Bung Wal, ini pandangan yang netral. 
   
  Saya memang membayangkan belasan orang marinir (9 kata berita ?) berhadapan 
dengan massa bersenjata (benar bersenjata???) lalu diperintah untuk tidak 
mundur..apa yang harus dilakukan ? Komandan lapangan yang bijak tentu akan 
memerintahkan mundur dan berani bertanggung jawab atas perintannya tersebut ke 
atasannya. Reasonnya jelas: menolak menembaki rakyat. Saya kenal seorang 
Djendral Polisi yang menolak menembaki mahasiswa di Surabaya ketika terjadi 
kerusuhan Mei 1998 yang juga melanda Surabaya...reason yang dipakai sama: 
menolak menembaki mahasiwa yang merupakan rakyat sipil tak bersenjata. (note: 
Tahun lalu dia juga menolak mengeksekusi Tibo cs dan memilih melakukan 
investigasi, rekonstruksi dan menjajaki kemungkina amnesti umum. Dia dicopot 
dari jabatannya dan seminggu kemudian eksekusi ketiga orang tersebut dipaksakan 
untuk dilaksanakan. The man with integrity !!!).
   
  Rakyat mungkin akan masuk ke lahan yang jadi sengketa, pengadilan akan 
mengambil alih...dan karena tanah lagi dalam sengketa, pengadilan bisa 
memerintahka kepolisian untuk mengawasi lahan tersebut hingga proses pengadilan 
menhasilkan putusan hukum yang mengikat. 
   
  Selama Orde Baru marinir (AL dan AU umumnya) paling sedikit terlibat dengan 
kasus penembakan terhadap rakyat. Sayang ini terjadi di orde reformasi hanya 
untuk mempertahankan lahan. Sangat tidak perlu !!!!
   
  Kita menuntut pelakunya tetap dihukum, bukan saja perwira dan anak buahnya di 
lapangan namun juga perwira yang memberi komando dari atas. Kit ajuga menuntut 
pengadilan megintervensi dan memberikan putusan yang adil atas status tanah 
sengketa.
   
  Salam prihatin,
   
  Irry

walsuparmo <[EMAIL PROTECTED]> wrote:
          Salam,
Memang sungguh sangat sulit berhadapan dengan PETANi miskin yang 
tidak punya tanah, dengan Penguni rumah di tepi sungai dan di bawah 
jembatan.Mereka semua merasa mempunyai HAK karena sudah terlampau 
lama menggarap tanah tersebut atau tinggal berumah(sampai semi 
permanen) ditepi sungai atau di bawah jembatan.

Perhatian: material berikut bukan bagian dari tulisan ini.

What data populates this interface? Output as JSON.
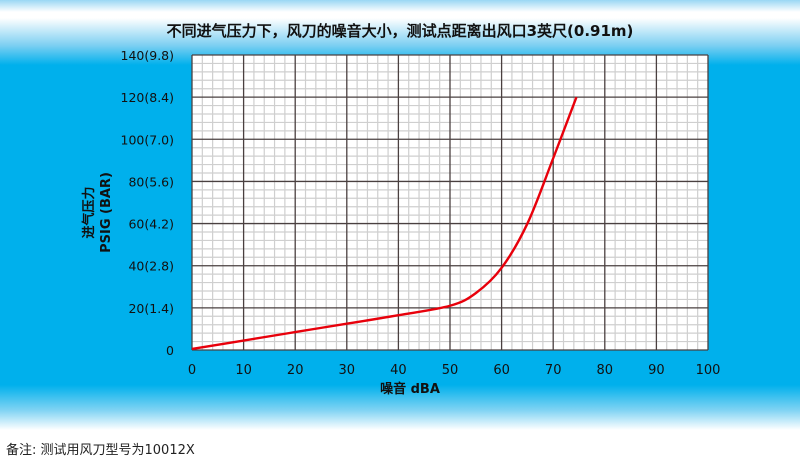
{
  "chart_data": {
    "type": "line",
    "title": "不同进气压力下，风刀的噪音大小，测试点距离出风口3英尺(0.91m)",
    "xlabel": "噪音 dBA",
    "ylabel": [
      "进气压力",
      "PSIG (BAR)"
    ],
    "xlim": [
      0,
      100
    ],
    "ylim": [
      0,
      140
    ],
    "xticks": [
      "0",
      "10",
      "20",
      "30",
      "40",
      "50",
      "60",
      "70",
      "80",
      "90",
      "100"
    ],
    "yticks": [
      "0",
      "20(1.4)",
      "40(2.8)",
      "60(4.2)",
      "80(5.6)",
      "100(7.0)",
      "120(8.4)",
      "140(9.8)"
    ],
    "grid": true,
    "series": [
      {
        "color": "#e8000b",
        "x": [
          0,
          10,
          20,
          30,
          40,
          50,
          55,
          60,
          65,
          70,
          74.5
        ],
        "y": [
          0.5,
          4.5,
          8.5,
          12.5,
          16.5,
          21,
          27,
          39,
          60,
          91,
          120
        ]
      }
    ]
  },
  "note": "备注: 测试用风刀型号为10012X"
}
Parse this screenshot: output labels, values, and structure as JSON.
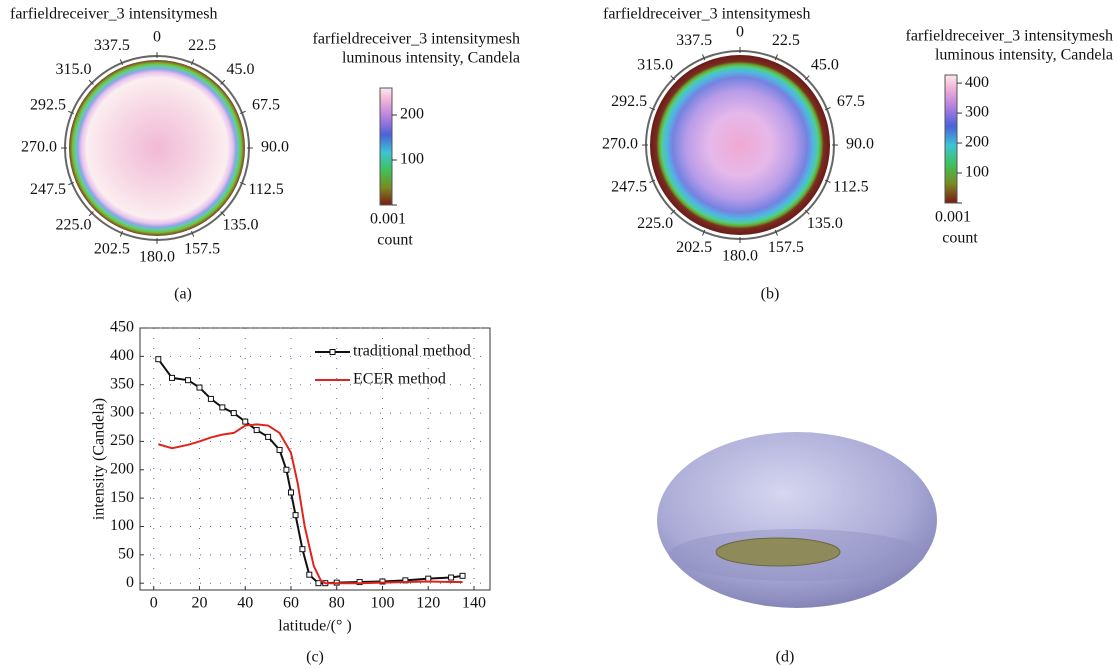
{
  "chart_data": [
    {
      "type": "polar-map",
      "caption": "(a)",
      "title": "farfieldreceiver_3 intensitymesh",
      "colorbar_title": [
        "farfieldreceiver_3 intensitymesh",
        "luminous intensity, Candela"
      ],
      "colorbar_label": "count",
      "angle_ticks": [
        0,
        22.5,
        {
          "value": 45,
          "label": "45.0"
        },
        67.5,
        {
          "value": 90,
          "label": "90.0"
        },
        112.5,
        {
          "value": 135,
          "label": "135.0"
        },
        157.5,
        {
          "value": 180,
          "label": "180.0"
        },
        202.5,
        {
          "value": 225,
          "label": "225.0"
        },
        247.5,
        {
          "value": 270,
          "label": "270.0"
        },
        292.5,
        {
          "value": 315,
          "label": "315.0"
        },
        337.5
      ],
      "colorbar_lim": [
        0.001,
        260
      ],
      "colorbar_ticks": [
        0.001,
        100,
        200
      ]
    },
    {
      "type": "polar-map",
      "caption": "(b)",
      "title": "farfieldreceiver_3 intensitymesh",
      "colorbar_title": [
        "farfieldreceiver_3 intensitymesh",
        "luminous intensity, Candela"
      ],
      "colorbar_label": "count",
      "angle_ticks": [
        0,
        22.5,
        {
          "value": 45,
          "label": "45.0"
        },
        67.5,
        {
          "value": 90,
          "label": "90.0"
        },
        112.5,
        {
          "value": 135,
          "label": "135.0"
        },
        157.5,
        {
          "value": 180,
          "label": "180.0"
        },
        202.5,
        {
          "value": 225,
          "label": "225.0"
        },
        247.5,
        {
          "value": 270,
          "label": "270.0"
        },
        292.5,
        {
          "value": 315,
          "label": "315.0"
        },
        337.5
      ],
      "colorbar_lim": [
        0.001,
        427
      ],
      "colorbar_ticks": [
        0.001,
        100,
        200,
        300,
        400
      ]
    },
    {
      "type": "line",
      "caption": "(c)",
      "x_label": "latitude/(° )",
      "y_label": "intensity (Candela)",
      "xlim": [
        -6,
        147
      ],
      "xticks": [
        0,
        20,
        40,
        60,
        80,
        100,
        120,
        140
      ],
      "ylim": [
        -12,
        450
      ],
      "yticks": [
        0,
        50,
        100,
        150,
        200,
        250,
        300,
        350,
        400,
        450
      ],
      "grid": true,
      "legend": "upper right",
      "series": [
        {
          "name": "traditional method",
          "color": "#111111",
          "marker": "square",
          "x": [
            2,
            8,
            15,
            20,
            25,
            30,
            35,
            40,
            45,
            50,
            55,
            58,
            60,
            62,
            65,
            68,
            72,
            75,
            80,
            90,
            100,
            110,
            120,
            130,
            135
          ],
          "values": [
            395,
            362,
            358,
            345,
            325,
            310,
            300,
            285,
            270,
            258,
            235,
            200,
            160,
            120,
            60,
            15,
            0,
            0,
            1,
            2,
            3,
            5,
            8,
            10,
            13
          ]
        },
        {
          "name": "ECER method",
          "color": "#e0241b",
          "marker": "none",
          "x": [
            2,
            8,
            15,
            20,
            25,
            30,
            35,
            40,
            45,
            50,
            55,
            60,
            63,
            66,
            70,
            73,
            75,
            80,
            90,
            100,
            110,
            120,
            130,
            135
          ],
          "values": [
            245,
            238,
            244,
            250,
            257,
            262,
            265,
            278,
            280,
            278,
            265,
            230,
            175,
            100,
            30,
            5,
            0,
            0,
            0,
            1,
            2,
            3,
            2,
            2
          ]
        }
      ]
    }
  ],
  "panel_d": {
    "caption": "(d)"
  }
}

Juga sulit untuk alat negara termasuk TNI, AURI,Marinir dan POLRI 
karena TUGAS menghadapi mereka.Meskipun sudah SABAR kalau diserang 
MASSA dengan senjata tajam dll dan mereka sendiri memegang senjata 
api, tidak urung harus MEMPERTAHANKAN diri dan pasti timbul korban.